Jozef Verschueren (1930)

Gepubliceerd op 24-06-2020

Albrecht van Oostenrijk

betekenis & definitie

('albrecht) aartshertogen o. a. VI. landvoogd der Nederlanden 1595-1598, werd in de Tachtigjarige Oorlog door Maurits van Nassau bij Turnhout verslagen.

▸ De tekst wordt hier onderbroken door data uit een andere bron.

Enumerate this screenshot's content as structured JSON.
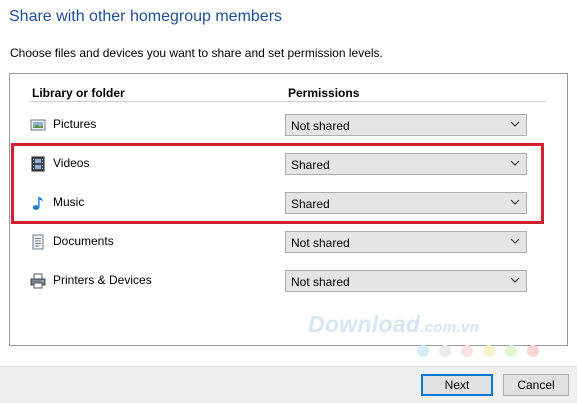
{
  "dialog": {
    "title": "Share with other homegroup members",
    "subtitle": "Choose files and devices you want to share and set permission levels."
  },
  "table": {
    "header_library": "Library or folder",
    "header_permissions": "Permissions",
    "rows": [
      {
        "label": "Pictures",
        "icon": "pictures-icon",
        "permission": "Not shared"
      },
      {
        "label": "Videos",
        "icon": "videos-icon",
        "permission": "Shared"
      },
      {
        "label": "Music",
        "icon": "music-icon",
        "permission": "Shared"
      },
      {
        "label": "Documents",
        "icon": "documents-icon",
        "permission": "Not shared"
      },
      {
        "label": "Printers & Devices",
        "icon": "printer-icon",
        "permission": "Not shared"
      }
    ]
  },
  "watermark": {
    "text": "Download",
    "domain": ".com.vn",
    "dot_colors": [
      "#d6ecf9",
      "#ececec",
      "#fbe1e1",
      "#fbf3c8",
      "#e1f4d4",
      "#cfe2f8",
      "#f9d6d6"
    ]
  },
  "buttons": {
    "next": "Next",
    "cancel": "Cancel"
  },
  "colors": {
    "title": "#1f4e9a",
    "highlight": "#d3202f",
    "default_button_border": "#0078d7"
  }
}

VII. stadhouder der Nederlanden 1598-1621, ° 1559, zoon van keizer Maximiliaan II, werd opgevoed aan het hof van koning Filips II van Spanje, 1577 kardinaal en 1584 aartsbisschop van Toledo, 1594-1596 onderkoning van Portugal; verliet de geestelijke stand en huwde met Filips' dochter Isabella, die de Nederlanden als bruidschat had gekregen, trachtte deze tevergeefs te veroveren, werd 2 juli 1600 bij Nieuwpoort door prins Maurits van Oranje verslagen; veroverde 1604, door Spinola, Oostende na een driejarig beleg, sloot 1609 het Twaalfjarig Bestand en✝juli 1621 te Brussel. De Aartshertogen zorgden, tijdens het Bestand, voor de lang verwaarloosde dijken, de herbouw der verwoeste kerken, de oprichting van kloosters, en verleenden steun aan geleerden en schilders (Rubens en Antwerpse school).